Due to the complex individuals we work with, the role requires a high level of communication skills, empathy, understanding, patience, perseverance, commitment and determination. I have found that not all individuals are willing or ready to accept the help offered to them and perseverance is required to assist them to change. Others require an intensive level of support due to their own personal circumstances and this therefore requires a high level commitment. I have also discovered that not all problems can be solved at the first attempt unfortunately. This requires the determination to continue with different approaches and solutions, with a ‘never give up’ attitude being crucial.

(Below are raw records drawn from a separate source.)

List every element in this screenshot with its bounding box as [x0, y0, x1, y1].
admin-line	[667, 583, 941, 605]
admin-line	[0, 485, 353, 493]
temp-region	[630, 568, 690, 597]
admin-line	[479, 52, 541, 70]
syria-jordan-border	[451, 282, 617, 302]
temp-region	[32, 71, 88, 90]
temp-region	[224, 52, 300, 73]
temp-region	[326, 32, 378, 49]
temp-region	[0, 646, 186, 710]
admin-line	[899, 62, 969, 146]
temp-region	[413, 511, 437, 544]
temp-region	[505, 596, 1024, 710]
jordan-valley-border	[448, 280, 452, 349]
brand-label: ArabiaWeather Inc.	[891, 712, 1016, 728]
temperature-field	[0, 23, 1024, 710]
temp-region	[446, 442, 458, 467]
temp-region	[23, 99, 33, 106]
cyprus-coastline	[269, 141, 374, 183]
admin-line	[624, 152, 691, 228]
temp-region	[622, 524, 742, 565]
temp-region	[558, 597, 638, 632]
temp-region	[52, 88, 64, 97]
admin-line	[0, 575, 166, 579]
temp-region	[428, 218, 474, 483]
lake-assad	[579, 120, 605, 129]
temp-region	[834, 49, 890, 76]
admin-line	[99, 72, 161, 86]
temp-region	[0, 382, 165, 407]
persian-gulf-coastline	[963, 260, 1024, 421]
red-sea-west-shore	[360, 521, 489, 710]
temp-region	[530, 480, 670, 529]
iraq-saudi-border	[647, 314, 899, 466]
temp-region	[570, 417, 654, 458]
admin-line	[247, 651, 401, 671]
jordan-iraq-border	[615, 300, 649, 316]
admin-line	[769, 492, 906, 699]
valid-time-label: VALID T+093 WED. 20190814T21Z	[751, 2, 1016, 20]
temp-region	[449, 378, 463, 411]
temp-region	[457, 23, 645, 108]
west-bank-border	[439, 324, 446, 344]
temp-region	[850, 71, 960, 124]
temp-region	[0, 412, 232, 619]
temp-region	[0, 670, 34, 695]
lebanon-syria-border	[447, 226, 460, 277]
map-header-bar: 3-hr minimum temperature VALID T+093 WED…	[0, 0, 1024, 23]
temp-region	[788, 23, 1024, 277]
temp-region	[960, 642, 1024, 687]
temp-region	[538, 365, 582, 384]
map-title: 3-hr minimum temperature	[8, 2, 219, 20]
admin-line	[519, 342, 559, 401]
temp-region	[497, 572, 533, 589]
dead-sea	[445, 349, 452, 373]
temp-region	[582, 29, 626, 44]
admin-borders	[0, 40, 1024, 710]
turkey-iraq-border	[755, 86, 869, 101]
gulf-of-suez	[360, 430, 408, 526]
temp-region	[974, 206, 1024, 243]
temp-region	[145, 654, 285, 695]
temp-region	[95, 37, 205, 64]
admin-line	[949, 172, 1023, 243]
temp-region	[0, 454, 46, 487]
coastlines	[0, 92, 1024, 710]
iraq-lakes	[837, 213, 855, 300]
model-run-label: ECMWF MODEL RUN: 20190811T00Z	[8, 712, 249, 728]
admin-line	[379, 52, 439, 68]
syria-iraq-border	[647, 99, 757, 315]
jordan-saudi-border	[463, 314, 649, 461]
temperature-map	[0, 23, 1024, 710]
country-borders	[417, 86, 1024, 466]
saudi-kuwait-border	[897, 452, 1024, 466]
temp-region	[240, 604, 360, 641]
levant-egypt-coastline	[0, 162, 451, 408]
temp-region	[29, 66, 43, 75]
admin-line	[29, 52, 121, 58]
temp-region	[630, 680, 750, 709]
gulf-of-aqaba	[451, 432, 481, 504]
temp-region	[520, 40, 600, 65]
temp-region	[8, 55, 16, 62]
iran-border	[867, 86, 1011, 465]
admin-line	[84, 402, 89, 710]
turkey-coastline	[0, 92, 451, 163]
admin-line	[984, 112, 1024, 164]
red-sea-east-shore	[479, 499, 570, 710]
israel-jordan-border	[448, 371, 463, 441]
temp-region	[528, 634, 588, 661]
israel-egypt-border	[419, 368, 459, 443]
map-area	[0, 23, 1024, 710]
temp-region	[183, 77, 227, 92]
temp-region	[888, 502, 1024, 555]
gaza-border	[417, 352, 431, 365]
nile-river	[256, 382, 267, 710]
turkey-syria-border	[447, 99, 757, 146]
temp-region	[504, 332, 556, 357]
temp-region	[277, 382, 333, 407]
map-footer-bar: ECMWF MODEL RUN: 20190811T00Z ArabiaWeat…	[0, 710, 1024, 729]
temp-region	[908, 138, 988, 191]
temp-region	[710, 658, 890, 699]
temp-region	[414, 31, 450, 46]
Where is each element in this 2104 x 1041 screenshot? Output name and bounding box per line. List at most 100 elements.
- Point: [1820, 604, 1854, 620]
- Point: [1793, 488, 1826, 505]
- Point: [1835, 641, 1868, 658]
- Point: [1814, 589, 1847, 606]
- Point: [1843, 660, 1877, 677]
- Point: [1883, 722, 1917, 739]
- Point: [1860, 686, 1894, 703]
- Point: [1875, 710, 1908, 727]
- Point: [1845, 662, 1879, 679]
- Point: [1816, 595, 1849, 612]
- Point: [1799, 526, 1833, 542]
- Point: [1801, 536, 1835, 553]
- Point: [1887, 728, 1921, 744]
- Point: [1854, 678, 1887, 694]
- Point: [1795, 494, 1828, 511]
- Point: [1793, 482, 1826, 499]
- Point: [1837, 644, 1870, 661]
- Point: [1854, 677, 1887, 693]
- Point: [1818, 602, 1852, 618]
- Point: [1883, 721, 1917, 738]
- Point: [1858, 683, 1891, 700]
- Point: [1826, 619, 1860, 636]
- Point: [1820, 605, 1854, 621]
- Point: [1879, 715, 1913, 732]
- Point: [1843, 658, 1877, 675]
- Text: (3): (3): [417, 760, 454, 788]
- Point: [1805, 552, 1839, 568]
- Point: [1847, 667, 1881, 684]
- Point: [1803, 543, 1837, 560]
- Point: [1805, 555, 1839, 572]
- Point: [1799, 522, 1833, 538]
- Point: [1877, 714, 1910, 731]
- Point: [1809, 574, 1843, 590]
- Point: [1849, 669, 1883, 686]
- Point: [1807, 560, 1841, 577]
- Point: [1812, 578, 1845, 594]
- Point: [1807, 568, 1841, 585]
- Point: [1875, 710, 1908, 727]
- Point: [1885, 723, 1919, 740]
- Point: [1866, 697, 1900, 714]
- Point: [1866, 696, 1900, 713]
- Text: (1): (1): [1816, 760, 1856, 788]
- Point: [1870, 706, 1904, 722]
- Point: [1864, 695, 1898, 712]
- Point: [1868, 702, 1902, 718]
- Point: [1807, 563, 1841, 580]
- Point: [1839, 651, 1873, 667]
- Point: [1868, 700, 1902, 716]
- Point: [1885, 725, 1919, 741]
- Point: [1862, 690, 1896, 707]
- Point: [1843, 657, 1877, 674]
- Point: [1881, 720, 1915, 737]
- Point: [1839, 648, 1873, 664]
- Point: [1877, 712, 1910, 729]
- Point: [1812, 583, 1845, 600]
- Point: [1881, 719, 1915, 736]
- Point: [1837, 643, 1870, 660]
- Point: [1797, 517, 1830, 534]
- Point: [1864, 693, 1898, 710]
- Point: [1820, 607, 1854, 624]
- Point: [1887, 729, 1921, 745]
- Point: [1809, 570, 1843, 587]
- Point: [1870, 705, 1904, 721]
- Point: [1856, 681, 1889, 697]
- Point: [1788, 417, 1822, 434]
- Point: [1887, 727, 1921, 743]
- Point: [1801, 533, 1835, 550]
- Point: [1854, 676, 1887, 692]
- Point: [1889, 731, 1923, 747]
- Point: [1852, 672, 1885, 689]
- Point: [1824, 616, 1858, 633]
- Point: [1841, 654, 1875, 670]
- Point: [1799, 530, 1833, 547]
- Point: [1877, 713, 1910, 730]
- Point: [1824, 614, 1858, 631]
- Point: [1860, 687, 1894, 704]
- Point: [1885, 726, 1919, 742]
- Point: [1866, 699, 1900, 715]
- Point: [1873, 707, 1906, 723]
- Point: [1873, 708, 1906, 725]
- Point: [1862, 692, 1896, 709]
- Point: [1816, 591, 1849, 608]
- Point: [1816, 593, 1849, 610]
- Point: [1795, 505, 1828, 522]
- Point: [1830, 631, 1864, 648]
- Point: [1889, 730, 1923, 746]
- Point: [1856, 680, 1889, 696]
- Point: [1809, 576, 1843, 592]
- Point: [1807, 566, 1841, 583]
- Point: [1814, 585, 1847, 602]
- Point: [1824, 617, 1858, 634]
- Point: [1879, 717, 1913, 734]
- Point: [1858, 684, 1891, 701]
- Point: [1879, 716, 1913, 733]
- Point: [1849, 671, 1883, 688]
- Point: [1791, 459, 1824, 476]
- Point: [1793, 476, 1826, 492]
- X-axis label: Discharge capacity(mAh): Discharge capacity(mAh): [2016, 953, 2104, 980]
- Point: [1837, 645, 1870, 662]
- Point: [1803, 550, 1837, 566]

Deep down, there has to be that inner desire, want and need to genuinely make a difference in people’s lives. I strongly believe that modern day policing is not all about arresting and locking up criminals. I have been in the police service long enough to witness first hand that not all police call-outs relate to crime, victims or offenders. There is a high proportion of a police officer’s time that is spent dealing with those vulnerable members of society that need protecting and this is where Early Action CBM’s can play a vital role in addressing the needs of those vulnerable people and families to improve their lives and reduce the likelihood of them entering the criminal justice system, resulting in them, in the long-term, being less likely to need the services of the police and other agencies and creating better lives for those children, families and individuals.

When you are ‘really’ able to make a difference and a positive change in someone’s life - there is nothing more rewarding.